While our partners can bear witness to our pain, they cannot save us from feeling it, and they are also not responsible for healing it. It's important to differentiate between your own emotional work, your partner’s work, and the relationship’s work.
3. Instead of being critical of me for what you’re not getting, can you ask me for what you need?
It is human instinct to defend if we perceive that we are being attacked (even if we aren’t actually being attacked). In an argument, if you notice you’re using a lot of “you” instead of “I” language (for example, “you are not focused, you’re all over the place!” versus “I want your attention and it feels like you have a lot of other priorities”), your body is letting you know you feel threatened, perhaps through heart palpitations, sweating, bulging eyes, fidgeting, or desire to walk out of the room. Or you may feel the need to convince the other person that you are right. This is an opportunity to pause and course correct.

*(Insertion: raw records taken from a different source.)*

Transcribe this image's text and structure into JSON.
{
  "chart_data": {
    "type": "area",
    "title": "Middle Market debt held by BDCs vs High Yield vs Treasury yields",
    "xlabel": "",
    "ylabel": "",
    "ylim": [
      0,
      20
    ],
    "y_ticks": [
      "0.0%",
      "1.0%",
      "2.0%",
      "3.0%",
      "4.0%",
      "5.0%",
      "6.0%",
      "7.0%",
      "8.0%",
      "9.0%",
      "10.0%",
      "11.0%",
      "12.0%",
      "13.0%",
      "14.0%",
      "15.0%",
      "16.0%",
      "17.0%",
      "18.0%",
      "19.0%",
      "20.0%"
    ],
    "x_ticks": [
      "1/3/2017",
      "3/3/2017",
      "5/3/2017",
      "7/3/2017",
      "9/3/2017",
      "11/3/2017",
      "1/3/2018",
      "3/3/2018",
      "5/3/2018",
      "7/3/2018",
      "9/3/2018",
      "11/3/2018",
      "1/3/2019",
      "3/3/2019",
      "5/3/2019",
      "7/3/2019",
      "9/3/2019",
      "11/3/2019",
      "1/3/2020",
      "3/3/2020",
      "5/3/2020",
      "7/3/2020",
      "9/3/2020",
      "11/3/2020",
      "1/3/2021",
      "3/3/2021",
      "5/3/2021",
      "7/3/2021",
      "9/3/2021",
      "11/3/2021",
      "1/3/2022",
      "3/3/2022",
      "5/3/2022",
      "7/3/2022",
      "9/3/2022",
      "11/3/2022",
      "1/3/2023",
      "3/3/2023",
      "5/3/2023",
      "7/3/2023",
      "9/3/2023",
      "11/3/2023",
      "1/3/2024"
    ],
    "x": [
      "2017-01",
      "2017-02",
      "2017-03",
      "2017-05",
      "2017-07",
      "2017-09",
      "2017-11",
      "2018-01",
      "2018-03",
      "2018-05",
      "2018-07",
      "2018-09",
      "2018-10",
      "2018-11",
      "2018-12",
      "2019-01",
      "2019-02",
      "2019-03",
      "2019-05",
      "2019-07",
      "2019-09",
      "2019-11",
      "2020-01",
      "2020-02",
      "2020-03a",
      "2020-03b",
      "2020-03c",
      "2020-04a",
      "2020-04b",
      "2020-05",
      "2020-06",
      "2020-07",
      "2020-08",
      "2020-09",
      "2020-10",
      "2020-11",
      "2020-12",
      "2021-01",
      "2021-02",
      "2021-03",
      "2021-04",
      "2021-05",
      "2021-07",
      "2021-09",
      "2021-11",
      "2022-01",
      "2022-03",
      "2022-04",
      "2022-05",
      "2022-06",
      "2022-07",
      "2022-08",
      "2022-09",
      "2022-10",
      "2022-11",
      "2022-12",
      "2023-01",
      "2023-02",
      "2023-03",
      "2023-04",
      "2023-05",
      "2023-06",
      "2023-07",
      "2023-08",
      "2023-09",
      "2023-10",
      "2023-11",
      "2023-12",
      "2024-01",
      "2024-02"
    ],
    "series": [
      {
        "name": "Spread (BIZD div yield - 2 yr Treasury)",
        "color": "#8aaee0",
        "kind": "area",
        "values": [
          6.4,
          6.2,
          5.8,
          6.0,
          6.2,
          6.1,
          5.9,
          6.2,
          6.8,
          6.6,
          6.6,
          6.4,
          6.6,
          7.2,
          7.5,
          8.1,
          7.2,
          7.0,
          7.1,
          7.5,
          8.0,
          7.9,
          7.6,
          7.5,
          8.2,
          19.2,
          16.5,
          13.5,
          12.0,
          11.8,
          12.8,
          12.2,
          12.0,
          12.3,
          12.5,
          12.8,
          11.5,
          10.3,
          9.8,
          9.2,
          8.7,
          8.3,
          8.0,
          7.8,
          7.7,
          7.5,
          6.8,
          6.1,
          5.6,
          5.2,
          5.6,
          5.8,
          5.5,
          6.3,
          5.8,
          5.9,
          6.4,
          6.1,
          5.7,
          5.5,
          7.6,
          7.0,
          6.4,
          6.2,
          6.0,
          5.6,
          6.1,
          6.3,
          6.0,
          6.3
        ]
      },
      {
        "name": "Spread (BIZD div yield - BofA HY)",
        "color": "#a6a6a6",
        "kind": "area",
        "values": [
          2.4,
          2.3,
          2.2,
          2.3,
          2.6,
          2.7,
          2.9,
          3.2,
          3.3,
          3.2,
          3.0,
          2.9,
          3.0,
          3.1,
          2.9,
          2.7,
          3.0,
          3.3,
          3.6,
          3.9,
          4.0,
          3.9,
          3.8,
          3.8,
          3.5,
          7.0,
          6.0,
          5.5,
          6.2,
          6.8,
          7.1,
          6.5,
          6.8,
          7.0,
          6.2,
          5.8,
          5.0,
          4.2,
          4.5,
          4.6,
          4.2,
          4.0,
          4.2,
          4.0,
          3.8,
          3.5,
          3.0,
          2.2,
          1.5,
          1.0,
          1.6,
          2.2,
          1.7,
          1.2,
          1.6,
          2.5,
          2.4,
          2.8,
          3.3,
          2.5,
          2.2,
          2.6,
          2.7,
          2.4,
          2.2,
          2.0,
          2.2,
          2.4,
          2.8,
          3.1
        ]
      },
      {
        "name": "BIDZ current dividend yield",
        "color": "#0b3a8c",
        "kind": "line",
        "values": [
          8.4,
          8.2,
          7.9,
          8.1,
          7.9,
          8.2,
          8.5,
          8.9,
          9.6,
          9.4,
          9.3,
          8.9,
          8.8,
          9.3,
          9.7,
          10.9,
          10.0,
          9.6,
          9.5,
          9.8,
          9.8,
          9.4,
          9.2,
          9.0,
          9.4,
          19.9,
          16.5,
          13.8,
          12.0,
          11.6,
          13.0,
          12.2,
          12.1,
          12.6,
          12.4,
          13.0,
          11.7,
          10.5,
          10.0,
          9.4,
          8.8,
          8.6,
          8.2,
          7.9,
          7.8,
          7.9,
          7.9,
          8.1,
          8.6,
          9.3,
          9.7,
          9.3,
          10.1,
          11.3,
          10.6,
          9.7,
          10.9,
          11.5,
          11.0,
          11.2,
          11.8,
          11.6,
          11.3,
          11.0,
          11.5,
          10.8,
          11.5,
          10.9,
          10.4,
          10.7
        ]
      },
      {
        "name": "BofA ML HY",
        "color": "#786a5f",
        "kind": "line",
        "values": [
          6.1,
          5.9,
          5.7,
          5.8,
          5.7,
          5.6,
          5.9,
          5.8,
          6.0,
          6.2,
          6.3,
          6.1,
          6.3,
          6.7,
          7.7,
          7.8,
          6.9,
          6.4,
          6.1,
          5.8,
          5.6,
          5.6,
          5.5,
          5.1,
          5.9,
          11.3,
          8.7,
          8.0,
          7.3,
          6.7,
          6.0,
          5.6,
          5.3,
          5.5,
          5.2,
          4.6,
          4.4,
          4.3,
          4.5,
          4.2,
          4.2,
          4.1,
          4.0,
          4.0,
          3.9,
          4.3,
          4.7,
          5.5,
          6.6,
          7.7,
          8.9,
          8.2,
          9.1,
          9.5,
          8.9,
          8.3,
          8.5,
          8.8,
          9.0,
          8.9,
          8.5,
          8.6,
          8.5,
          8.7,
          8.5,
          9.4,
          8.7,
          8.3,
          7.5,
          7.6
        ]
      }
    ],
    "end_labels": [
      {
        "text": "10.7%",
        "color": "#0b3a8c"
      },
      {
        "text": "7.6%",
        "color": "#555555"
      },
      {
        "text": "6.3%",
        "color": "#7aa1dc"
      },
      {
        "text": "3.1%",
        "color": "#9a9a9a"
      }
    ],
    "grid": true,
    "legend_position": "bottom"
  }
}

Take a break, phone a friend, ask your partner for another time to talk, or wash your face with cold water to come back to the present moment. This is the universe’s reminder that you still have healing to do and that you need to take care of yourself, not continue to go after your partner. Get clear about your wants and needs instead of blaming the other for what is lacking.
4. What is the dance we do that creates this repeating conflict?
Many couples have very individualized narratives of what is happening between them because they haven’t spent time coming up with a braided story that invites both perspectives. Conflict is normal, so normalize not being on the same page and also schedule time to come up with a shared story of what is happening between the two of you rather than digging your heels into two separate stances. This shared story requires ownership of the role that each person plays in starting the fire and in putting it out. This might sound something like the following prompts:
- “Here are the places we get stuck…”
- “Here is what we notice works for us when we’ve lost our way…”
- “Here are the questions we still have and areas we need support…”
Additionally, during a time when you and your partner are not in conflict, you can ask, “What can I do or say when this fight happens again to let you know that we are on the same team and that I am invested in working through this with you?” Statements of support allow our nervous systems to settle and feel safe when they feel threatened or attacked. Close connection is possible when we see ourselves and our partners as separate beings, but a part of the same community with shared goals and interests.
5. What are you willing to surrender for what is truly important?
Being in a reciprocal relationship requires surrendering; growing up and being willing to become a new person. You may have previously been the person who refused to consult with your partner before making plans with others because you so valued your independence. You may have previously been messy. You may have previously been someone who “does it all” and then feels resentful.
The question here is who are you willing to grow into in order to create a more peaceful and loving relationship? What are you willing to give up on, a peace offering, so to speak, that is no longer working for you—is it a belief, identity, or story?
6. What would we be doing or saying if we weren’t having this fight?
This question allows you to tap into the part of you that wants to connect and feel close to your partner. It opens the door to things you enjoy doing together, places you want to go, and other topics you want to explore. Asking a question that redirects can help you and your partner unlock from the stuck dynamic you are in, creating new possibilities for all the places, literally and figuratively, you can go together.